Face aux droits de douane imposés par Donald Trump, les dirigeants de l’Asie du Sud-Est comptent redéfinir leurs alliances économiques lors du sommet de l’ASEAN les 26 et 27 mai.
Réunis à Kuala Lumpur avec des représentants de la Chine et du conseil de coopération du Golfe, les dix pays de l’ASEAN s’attellent à compenser, lors de leur 46e sommet, les turbulences du protectionnisme américain. Le bloc d’Asie du Sud-Est – qui comprend la Birmanie, la Thaïlande, le Laos, le Vietnam, le Cambodge, la Malaisie, les Philippines, Singapour, l’Indonésie et Brunei – multiplie les ouvertures vers de nouveaux partenaires économiques. Objectif: placer les pays du Golfe et la Chine au cœur de sa stratégie de diversification… Quitte à redéfinir les équilibres géopolitiques régionaux.
Pivot stratégique vers le Golfe
La présence lundi et mardi à Kuala Lumpur des représentants du Conseil de coopération du Golfe – Bahreïn, Koweït, Oman, Qatar, Arabie saoudite et Émirats arabes unis – marque un tournant dans la diplomatie économique de l’ASEAN. «Ce n’est pas juste une séance photo,» souligne auprès de l’AFP Khoo Ying Hooi de l’université de Malaya, y voyant une «diplomatie de multi-alignement» qui «démontre comment l’ASEAN tente de s’engager stratégiquement auprès de divers blocs». Cette ouverture vers les monarchies du Golfe répond à une logique d’urgence. Les «mesures tarifaires unilatérales» américaines «posent des défis complexes et multidimensionnels», selon un projet de déclaration commune de l’ASEAN consulté par l’AFP. Les dirigeants exprimeront leur «profonde inquiétude» face à ces nouvelles barrières commerciales.
Vide laissé par Washington
L’administration Trump tarde à répondre aux sollicitations asiatiques. Le Premier ministre malaisien Anwar Ibrahim a «écrit à Trump pour demander la tenue d’un sommet ASEAN-Etats-Unis cette année», mais «les États-Unis n’ont pas encore répondu», selon son ministre des Affaires étrangères Mohamad Hasan. Cette absence de dialogue contraste avec l’empressement chinois. Le premier ministre Li Qiang, arrivé lundi en Malaisie après une visite en Indonésie, a mis en garde les pays régionaux contre «l’unilatéralisme» et le «protectionnisme» qui menacent «l’ordre économique international».

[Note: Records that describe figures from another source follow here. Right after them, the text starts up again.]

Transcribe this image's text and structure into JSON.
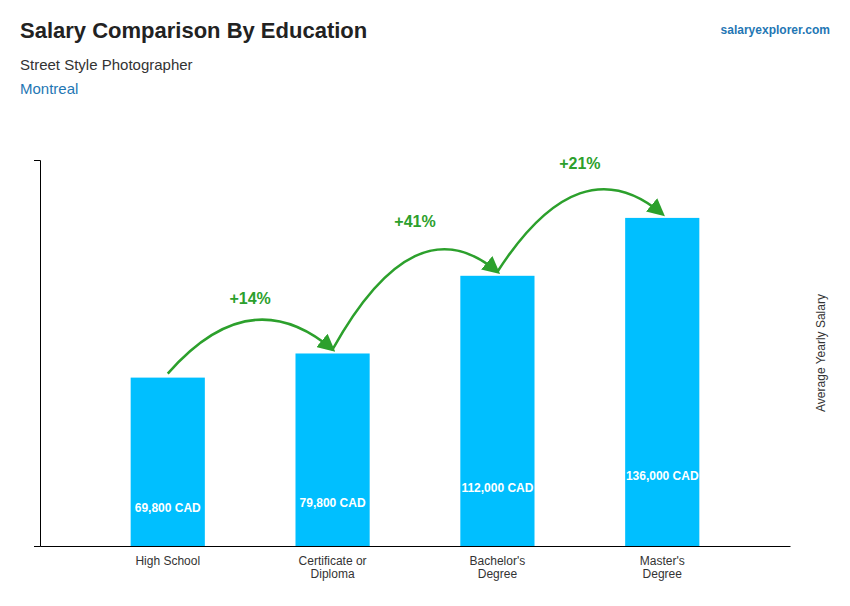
{
  "chart_data": {
    "type": "bar",
    "title": "Salary Comparison By Education",
    "subtitle": [
      "Street Style Photographer",
      "Montreal"
    ],
    "watermark": "salaryexplorer.com",
    "y_label": "Average Yearly Salary",
    "categories": [
      "High School",
      "Certificate or\nDiploma",
      "Bachelor's\nDegree",
      "Master's\nDegree"
    ],
    "values": [
      69800,
      79800,
      112000,
      136000
    ],
    "value_labels": [
      "69,800 CAD",
      "79,800 CAD",
      "112,000 CAD",
      "136,000 CAD"
    ],
    "data_labels": true,
    "annotations": [
      "+14%",
      "+41%",
      "+21%"
    ],
    "color": "#00bfff",
    "ylim": [
      0,
      160000
    ],
    "tick_labels": "x"
  }
}
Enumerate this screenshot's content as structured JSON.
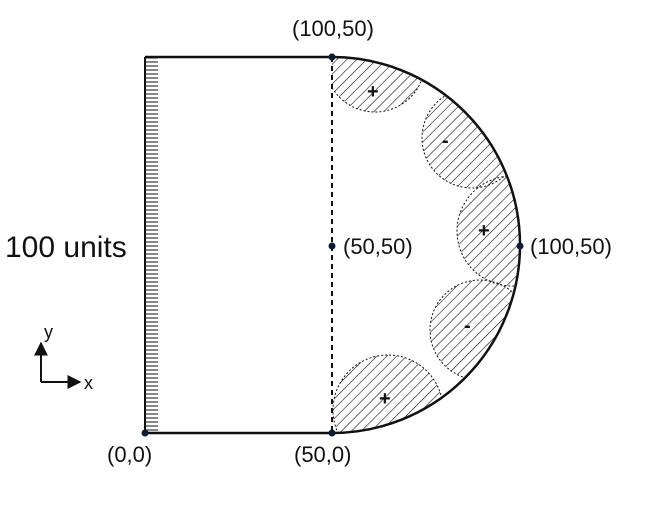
{
  "colors": {
    "ink": "#111111",
    "point": "#0d1b33",
    "background": "#ffffff"
  },
  "side_label": "100 units",
  "points": [
    {
      "id": "origin",
      "label": "(0,0)"
    },
    {
      "id": "bottom-mid",
      "label": "(50,0)"
    },
    {
      "id": "top-mid",
      "label": "(100,50)"
    },
    {
      "id": "center",
      "label": "(50,50)"
    },
    {
      "id": "right-tip",
      "label": "(100,50)"
    }
  ],
  "circles": [
    {
      "sign": "+"
    },
    {
      "sign": "-"
    },
    {
      "sign": "+"
    },
    {
      "sign": "-"
    },
    {
      "sign": "+"
    }
  ],
  "axes": {
    "x_label": "x",
    "y_label": "y"
  }
}
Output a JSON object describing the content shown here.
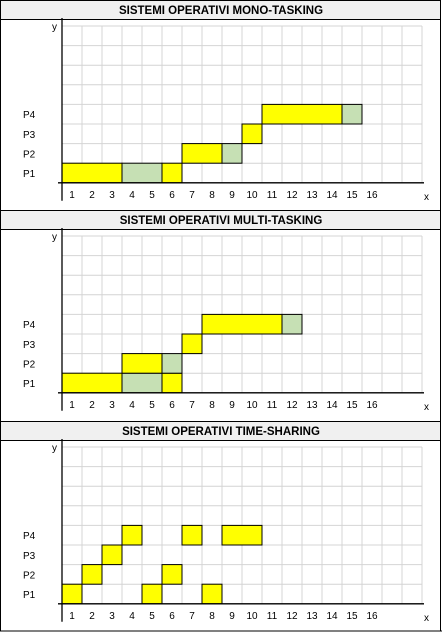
{
  "colors": {
    "running": "#ffff00",
    "waiting": "#c6e0b4",
    "grid": "#d4d4d4",
    "axis": "#000000",
    "title_bg": "#f0f0f0"
  },
  "chart_data": [
    {
      "type": "gantt",
      "title": "SISTEMI OPERATIVI MONO-TASKING",
      "xlabel": "x",
      "ylabel": "y",
      "x_ticks": [
        "1",
        "2",
        "3",
        "4",
        "5",
        "6",
        "7",
        "8",
        "9",
        "10",
        "11",
        "12",
        "13",
        "14",
        "15",
        "16"
      ],
      "rows": [
        "P1",
        "P2",
        "P3",
        "P4"
      ],
      "xlim": [
        0,
        18
      ],
      "grid": true,
      "bars": [
        {
          "row": "P1",
          "start": 0,
          "end": 3,
          "state": "running"
        },
        {
          "row": "P1",
          "start": 3,
          "end": 5,
          "state": "waiting"
        },
        {
          "row": "P1",
          "start": 5,
          "end": 6,
          "state": "running"
        },
        {
          "row": "P2",
          "start": 6,
          "end": 8,
          "state": "running"
        },
        {
          "row": "P2",
          "start": 8,
          "end": 9,
          "state": "waiting"
        },
        {
          "row": "P3",
          "start": 9,
          "end": 10,
          "state": "running"
        },
        {
          "row": "P4",
          "start": 10,
          "end": 14,
          "state": "running"
        },
        {
          "row": "P4",
          "start": 14,
          "end": 15,
          "state": "waiting"
        }
      ]
    },
    {
      "type": "gantt",
      "title": "SISTEMI OPERATIVI MULTI-TASKING",
      "xlabel": "x",
      "ylabel": "y",
      "x_ticks": [
        "1",
        "2",
        "3",
        "4",
        "5",
        "6",
        "7",
        "8",
        "9",
        "10",
        "11",
        "12",
        "13",
        "14",
        "15",
        "16"
      ],
      "rows": [
        "P1",
        "P2",
        "P3",
        "P4"
      ],
      "xlim": [
        0,
        18
      ],
      "grid": true,
      "bars": [
        {
          "row": "P1",
          "start": 0,
          "end": 3,
          "state": "running"
        },
        {
          "row": "P1",
          "start": 3,
          "end": 5,
          "state": "waiting"
        },
        {
          "row": "P1",
          "start": 5,
          "end": 6,
          "state": "running"
        },
        {
          "row": "P2",
          "start": 3,
          "end": 5,
          "state": "running"
        },
        {
          "row": "P2",
          "start": 5,
          "end": 6,
          "state": "waiting"
        },
        {
          "row": "P3",
          "start": 6,
          "end": 7,
          "state": "running"
        },
        {
          "row": "P4",
          "start": 7,
          "end": 11,
          "state": "running"
        },
        {
          "row": "P4",
          "start": 11,
          "end": 12,
          "state": "waiting"
        }
      ]
    },
    {
      "type": "gantt",
      "title": "SISTEMI OPERATIVI TIME-SHARING",
      "xlabel": "x",
      "ylabel": "y",
      "x_ticks": [
        "1",
        "2",
        "3",
        "4",
        "5",
        "6",
        "7",
        "8",
        "9",
        "10",
        "11",
        "12",
        "13",
        "14",
        "15",
        "16"
      ],
      "rows": [
        "P1",
        "P2",
        "P3",
        "P4"
      ],
      "xlim": [
        0,
        18
      ],
      "grid": true,
      "bars": [
        {
          "row": "P1",
          "start": 0,
          "end": 1,
          "state": "running"
        },
        {
          "row": "P2",
          "start": 1,
          "end": 2,
          "state": "running"
        },
        {
          "row": "P3",
          "start": 2,
          "end": 3,
          "state": "running"
        },
        {
          "row": "P4",
          "start": 3,
          "end": 4,
          "state": "running"
        },
        {
          "row": "P1",
          "start": 4,
          "end": 5,
          "state": "running"
        },
        {
          "row": "P2",
          "start": 5,
          "end": 6,
          "state": "running"
        },
        {
          "row": "P4",
          "start": 6,
          "end": 7,
          "state": "running"
        },
        {
          "row": "P1",
          "start": 7,
          "end": 8,
          "state": "running"
        },
        {
          "row": "P4",
          "start": 8,
          "end": 10,
          "state": "running"
        }
      ]
    }
  ]
}
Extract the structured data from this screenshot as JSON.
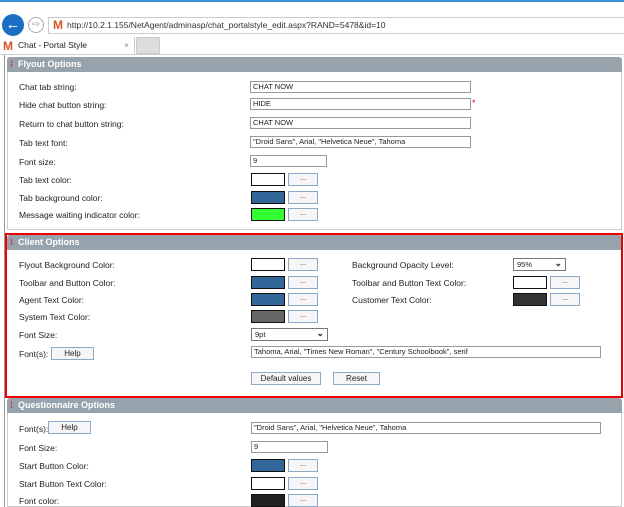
{
  "browser": {
    "url": "http://10.2.1.155/NetAgent/adminasp/chat_portalstyle_edit.aspx?RAND=5478&id=10",
    "tab_title": "Chat - Portal Style",
    "logo": "M",
    "close_glyph": "×",
    "back_glyph": "←",
    "forward_glyph": "⇨"
  },
  "flyout": {
    "title": "Flyout Options",
    "chat_tab_label": "Chat tab string:",
    "chat_tab_value": "CHAT NOW",
    "hide_label": "Hide chat button string:",
    "hide_value": "HIDE",
    "required_mark": "*",
    "return_label": "Return to chat button string:",
    "return_value": "CHAT NOW",
    "tab_font_label": "Tab text font:",
    "tab_font_value": "\"Droid Sans\", Arial, \"Helvetica Neue\", Tahoma",
    "font_size_label": "Font size:",
    "font_size_value": "9",
    "tab_text_color_label": "Tab text color:",
    "tab_text_color": "#ffffff",
    "tab_bg_label": "Tab background color:",
    "tab_bg_color": "#336699",
    "msg_wait_label": "Message waiting indicator color:",
    "msg_wait_color": "#33ff33"
  },
  "client": {
    "title": "Client Options",
    "flyout_bg_label": "Flyout Background Color:",
    "flyout_bg_color": "#ffffff",
    "toolbar_label": "Toolbar and Button Color:",
    "toolbar_color": "#336699",
    "agent_text_label": "Agent Text Color:",
    "agent_text_color": "#336699",
    "system_text_label": "System Text Color:",
    "system_text_color": "#666666",
    "font_size_label": "Font Size:",
    "font_size_value": "9pt",
    "fonts_label": "Font(s):",
    "help_label": "Help",
    "fonts_value": "Tahoma, Arial, \"Times New Roman\", \"Century Schoolbook\", serif",
    "opacity_label": "Background Opacity Level:",
    "opacity_value": "95%",
    "toolbar_text_label": "Toolbar and Button Text Color:",
    "toolbar_text_color": "#ffffff",
    "customer_text_label": "Customer Text Color:",
    "customer_text_color": "#333333",
    "default_label": "Default values",
    "reset_label": "Reset"
  },
  "questionnaire": {
    "title": "Questionnaire Options",
    "fonts_label": "Font(s):",
    "help_label": "Help",
    "fonts_value": "\"Droid Sans\", Arial, \"Helvetica Neue\", Tahoma",
    "font_size_label": "Font Size:",
    "font_size_value": "9",
    "start_btn_label": "Start Button Color:",
    "start_btn_color": "#336699",
    "start_btn_text_label": "Start Button Text Color:",
    "start_btn_text_color": "#ffffff",
    "font_color_label": "Font color:",
    "font_color": "#222222"
  },
  "picker_label": "..."
}
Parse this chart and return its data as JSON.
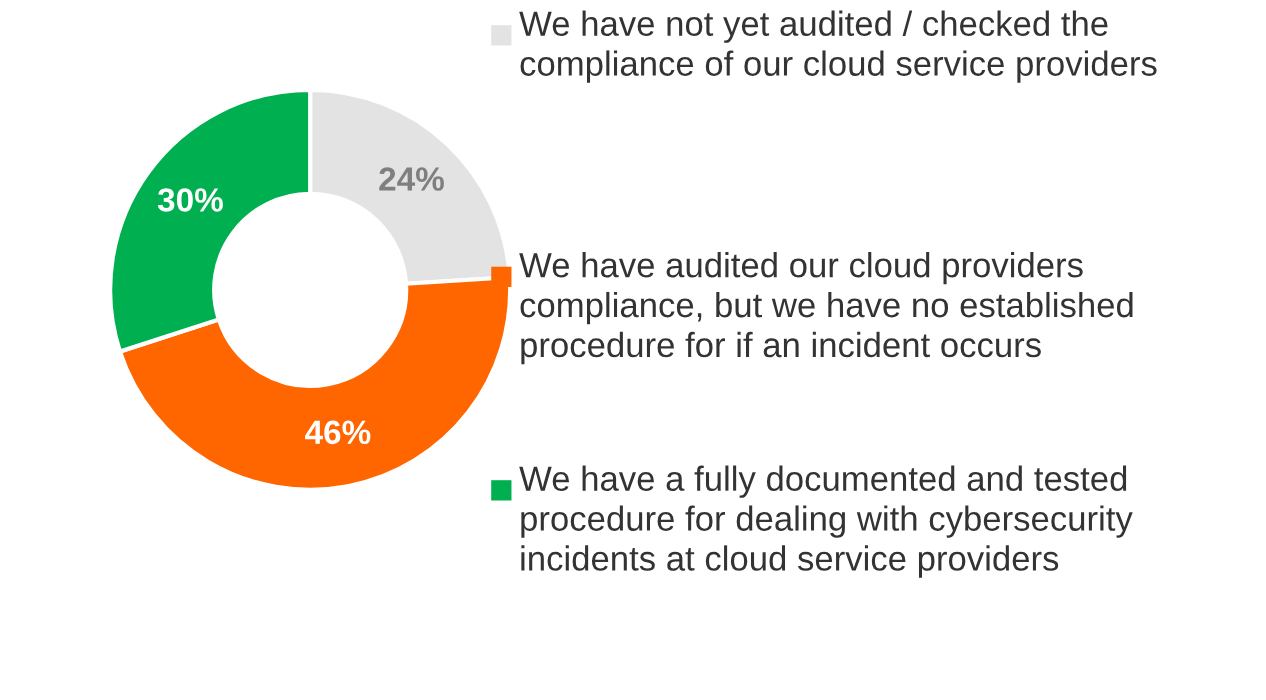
{
  "chart_data": {
    "type": "donut",
    "categories": [
      "We have not yet audited / checked the compliance of our cloud service providers",
      "We have audited our cloud providers compliance, but we have no established procedure for if an incident occurs",
      "We have a fully documented and tested procedure for dealing with cybersecurity incidents at cloud service providers"
    ],
    "values": [
      24,
      46,
      30
    ],
    "colors": [
      "#e3e3e3",
      "#ff6600",
      "#00b050"
    ],
    "value_labels": [
      "24%",
      "46%",
      "30%"
    ],
    "legend": "right"
  }
}
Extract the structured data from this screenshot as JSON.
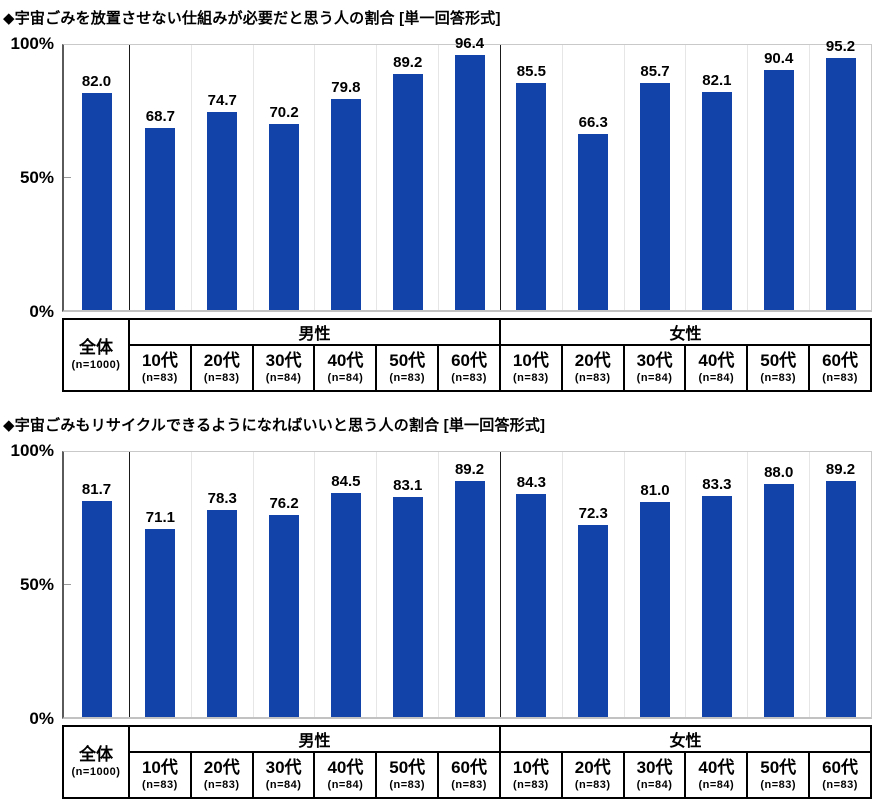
{
  "page": {
    "background": "#ffffff"
  },
  "chart_data": [
    {
      "type": "bar",
      "title": "◆宇宙ごみを放置させない仕組みが必要だと思う人の割合 [単一回答形式]",
      "xlabel": "",
      "ylabel": "",
      "ylim": [
        0,
        100
      ],
      "yticks": [
        "0%",
        "50%",
        "100%"
      ],
      "grid": false,
      "legend": "none",
      "bar_color": "#1243a8",
      "categories": [
        "全体",
        "男性 10代",
        "男性 20代",
        "男性 30代",
        "男性 40代",
        "男性 50代",
        "男性 60代",
        "女性 10代",
        "女性 20代",
        "女性 30代",
        "女性 40代",
        "女性 50代",
        "女性 60代"
      ],
      "values": [
        82.0,
        68.7,
        74.7,
        70.2,
        79.8,
        89.2,
        96.4,
        85.5,
        66.3,
        85.7,
        82.1,
        90.4,
        95.2
      ]
    },
    {
      "type": "bar",
      "title": "◆宇宙ごみもリサイクルできるようになればいいと思う人の割合 [単一回答形式]",
      "xlabel": "",
      "ylabel": "",
      "ylim": [
        0,
        100
      ],
      "yticks": [
        "0%",
        "50%",
        "100%"
      ],
      "grid": false,
      "legend": "none",
      "bar_color": "#1243a8",
      "categories": [
        "全体",
        "男性 10代",
        "男性 20代",
        "男性 30代",
        "男性 40代",
        "男性 50代",
        "男性 60代",
        "女性 10代",
        "女性 20代",
        "女性 30代",
        "女性 40代",
        "女性 50代",
        "女性 60代"
      ],
      "values": [
        81.7,
        71.1,
        78.3,
        76.2,
        84.5,
        83.1,
        89.2,
        84.3,
        72.3,
        81.0,
        83.3,
        88.0,
        89.2
      ]
    }
  ],
  "axis_table": {
    "total": {
      "label": "全体",
      "n": "(n=1000)"
    },
    "groups": [
      {
        "label": "男性",
        "cols": [
          {
            "age": "10代",
            "n": "(n=83)"
          },
          {
            "age": "20代",
            "n": "(n=83)"
          },
          {
            "age": "30代",
            "n": "(n=84)"
          },
          {
            "age": "40代",
            "n": "(n=84)"
          },
          {
            "age": "50代",
            "n": "(n=83)"
          },
          {
            "age": "60代",
            "n": "(n=83)"
          }
        ]
      },
      {
        "label": "女性",
        "cols": [
          {
            "age": "10代",
            "n": "(n=83)"
          },
          {
            "age": "20代",
            "n": "(n=83)"
          },
          {
            "age": "30代",
            "n": "(n=84)"
          },
          {
            "age": "40代",
            "n": "(n=84)"
          },
          {
            "age": "50代",
            "n": "(n=83)"
          },
          {
            "age": "60代",
            "n": "(n=83)"
          }
        ]
      }
    ]
  }
}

«Une transition dans l’ordre géopolitique est en cours et le système commercial mondial est soumis à une pression supplémentaire, a constaté Anwar Ibrahim dans son discours d’ouverture. Le protectionnisme refait surface alors que nous sommes témoins d’un multilatéralisme qui s’effondre». Alors que l’ASEAN avait déclaré plus tôt dans l’année qu’elle n’imposerait pas de droits de douane en riposte à ceux imposés par Washington, elle mise désormais sur l’élargissement de ses relations avec d’autres blocs commerciaux, «y compris l’Union européenne», selon l’AFP.
Le Timor oriental en ligne de mire
L’expansion du bloc se précise avec la candidature du Timor oriental. «Tout le monde me soutient. Tout le monde. C’était incroyable », s’est enthousiasmé le premier ministre Xanana Gusmao après ses rencontres lundi. La plus jeune nation d’Asie «a fait des progrès significatifs dans la mise en œuvre d’une feuille de route» et bénéficie «d’un fort soutien» pour rejoindre le bloc, selon le ministre malaisien des Affaires étrangères, Mohamad Hasan. L’adhésion pourrait intervenir dès octobre 2025, lors du prochain sommet.
Pression maintenue sur la Birmanie
En parallèle de ces manœuvres économiques, l’ASEAN maintient sa pression diplomatique sur la junte birmane. «Le gouvernement birman doit se conformer au consensus en cinq points auquel il a lui-même souscrit», a martelé Mohamad Hasan. Il a également appelé la junte «à prolonger et étendre le cessez-le-feu» décrété après le séisme de mars dernier, qui doit expirer fin mai. Les efforts diplomatiques demeurent «infructueux» depuis le coup d’État de février 2021 qui a renversé Aung San Suu Kyi.